The Gilded Man (also published as Death and the Gilded Man)
- First edition (US)
- Author: John Dickson Carr writing as "Carter Dickson"
- Language: English
- Series: Henry Merrivale
- Genre: Mystery fiction, Detective fiction
- Publisher: Morrow (US, 1942) Heinemann (UK, 1942)
- Publication date: 1942
- Publication place: United Kingdom
- Media type: Print (Hardback & Paperback)
- Pages: 216 (in Pocket Books paperback edition #478, 1947, as Death and the Gilded Man)
- Preceded by: Seeing is Believing
- Followed by: She Died a Lady

= The Gilded Man (novel) =

1942 novel by John Dickson Carr

The Gilded Man (also published as Death and the Gilded Man) is a mystery novel by the American writer John Dickson Carr, who published it under the name of Carter Dickson. It is a whodunnit and features the series detective Sir Henry Merrivale.

==Plot summary==

Wealthy art connoisseur Dwight Stanhope, his glamorous wife Christabel and his pretty daughters, sensible Betty and neurotic Eleanor, have invited a couple of guests to their mansion "Waldemere"; Vincent James, the "weekend perennial -- charming and a bit thick" and Nick Wood, an attractive young man about whom little is known.

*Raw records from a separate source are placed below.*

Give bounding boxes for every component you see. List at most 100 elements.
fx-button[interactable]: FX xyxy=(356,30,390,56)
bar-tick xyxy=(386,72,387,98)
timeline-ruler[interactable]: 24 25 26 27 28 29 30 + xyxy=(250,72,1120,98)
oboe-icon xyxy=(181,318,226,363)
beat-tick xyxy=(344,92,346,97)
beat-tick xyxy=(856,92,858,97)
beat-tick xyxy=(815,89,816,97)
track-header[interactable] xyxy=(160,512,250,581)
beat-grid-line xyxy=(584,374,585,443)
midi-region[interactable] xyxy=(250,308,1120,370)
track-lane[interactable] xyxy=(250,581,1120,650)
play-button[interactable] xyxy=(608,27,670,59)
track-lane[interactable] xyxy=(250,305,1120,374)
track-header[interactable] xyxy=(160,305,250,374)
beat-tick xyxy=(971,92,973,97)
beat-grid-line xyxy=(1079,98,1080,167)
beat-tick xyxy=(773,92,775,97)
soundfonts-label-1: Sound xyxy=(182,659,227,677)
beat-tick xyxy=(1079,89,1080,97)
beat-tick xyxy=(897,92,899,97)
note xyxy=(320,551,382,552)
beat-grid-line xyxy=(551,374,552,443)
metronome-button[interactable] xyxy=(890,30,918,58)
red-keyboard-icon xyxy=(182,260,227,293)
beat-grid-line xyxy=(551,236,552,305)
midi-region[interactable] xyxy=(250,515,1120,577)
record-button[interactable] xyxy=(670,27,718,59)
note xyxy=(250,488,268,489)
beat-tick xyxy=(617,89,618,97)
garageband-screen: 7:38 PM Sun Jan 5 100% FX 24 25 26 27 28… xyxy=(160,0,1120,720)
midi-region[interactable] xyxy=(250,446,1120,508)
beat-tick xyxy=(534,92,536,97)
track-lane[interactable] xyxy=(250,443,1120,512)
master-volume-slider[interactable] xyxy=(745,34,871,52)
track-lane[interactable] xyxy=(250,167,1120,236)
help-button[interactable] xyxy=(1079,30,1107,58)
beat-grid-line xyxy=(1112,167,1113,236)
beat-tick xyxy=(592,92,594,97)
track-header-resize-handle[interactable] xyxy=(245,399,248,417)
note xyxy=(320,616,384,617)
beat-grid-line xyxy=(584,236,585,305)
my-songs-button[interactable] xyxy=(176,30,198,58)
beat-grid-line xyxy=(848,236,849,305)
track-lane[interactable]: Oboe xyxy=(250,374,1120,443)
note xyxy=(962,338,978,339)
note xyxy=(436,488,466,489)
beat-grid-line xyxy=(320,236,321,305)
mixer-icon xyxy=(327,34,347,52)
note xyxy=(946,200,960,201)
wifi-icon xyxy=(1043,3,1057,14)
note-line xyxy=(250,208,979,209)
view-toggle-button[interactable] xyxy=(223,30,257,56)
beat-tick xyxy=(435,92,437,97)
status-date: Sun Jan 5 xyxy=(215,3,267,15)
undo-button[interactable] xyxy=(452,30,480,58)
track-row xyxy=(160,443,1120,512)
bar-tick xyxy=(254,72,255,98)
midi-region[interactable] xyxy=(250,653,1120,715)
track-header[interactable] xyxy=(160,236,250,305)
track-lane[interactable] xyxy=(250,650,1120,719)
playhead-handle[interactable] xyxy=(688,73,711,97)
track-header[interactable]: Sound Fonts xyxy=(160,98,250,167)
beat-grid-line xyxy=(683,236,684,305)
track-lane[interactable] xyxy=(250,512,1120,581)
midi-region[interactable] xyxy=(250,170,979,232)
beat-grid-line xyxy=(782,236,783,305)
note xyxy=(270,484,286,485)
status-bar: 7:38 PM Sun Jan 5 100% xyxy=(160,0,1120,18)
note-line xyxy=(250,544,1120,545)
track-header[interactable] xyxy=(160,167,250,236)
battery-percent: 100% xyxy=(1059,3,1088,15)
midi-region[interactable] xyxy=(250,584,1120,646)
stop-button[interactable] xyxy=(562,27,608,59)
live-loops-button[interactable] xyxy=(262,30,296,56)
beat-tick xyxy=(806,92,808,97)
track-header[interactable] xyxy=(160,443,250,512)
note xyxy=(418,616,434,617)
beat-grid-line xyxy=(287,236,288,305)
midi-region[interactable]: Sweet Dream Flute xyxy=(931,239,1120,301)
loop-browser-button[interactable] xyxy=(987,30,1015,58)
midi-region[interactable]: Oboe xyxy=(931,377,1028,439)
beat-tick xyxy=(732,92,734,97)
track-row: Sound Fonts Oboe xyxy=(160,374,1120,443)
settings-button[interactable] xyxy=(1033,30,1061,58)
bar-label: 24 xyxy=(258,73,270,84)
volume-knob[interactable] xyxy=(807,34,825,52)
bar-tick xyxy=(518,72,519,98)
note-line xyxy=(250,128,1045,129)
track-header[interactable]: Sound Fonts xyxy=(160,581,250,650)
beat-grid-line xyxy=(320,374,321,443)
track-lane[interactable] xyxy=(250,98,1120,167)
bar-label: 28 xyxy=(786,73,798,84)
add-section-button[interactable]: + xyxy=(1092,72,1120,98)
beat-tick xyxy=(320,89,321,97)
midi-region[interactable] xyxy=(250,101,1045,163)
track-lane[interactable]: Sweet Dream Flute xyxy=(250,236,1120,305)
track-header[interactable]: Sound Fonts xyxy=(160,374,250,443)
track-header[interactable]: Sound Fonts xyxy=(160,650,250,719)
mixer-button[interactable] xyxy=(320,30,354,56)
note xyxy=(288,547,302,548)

What is odd is that Dwight Stanhope's valuable paintings, including a Rembrandt, have been moved from the burglarproof gallery to the main floor, and their insurance policy has been cancelled. Everyone in the mansion (built by Flavia Venner, a Victorian actress of easy virtue, and including her own private theatre) has the jitters. No one is really surprised when there's a huge clatter in the middle of the night and a masked burglar is found stabbed in front of the paintings—but everyone is amazed to see that the dead burglar is Dwight Stanhope.

Sir Henry Merrivale arrives and suspicious events begin to happen thick and fast; he mixes investigation with an uproarious performance as a stage magician at a children's show and solves the crime.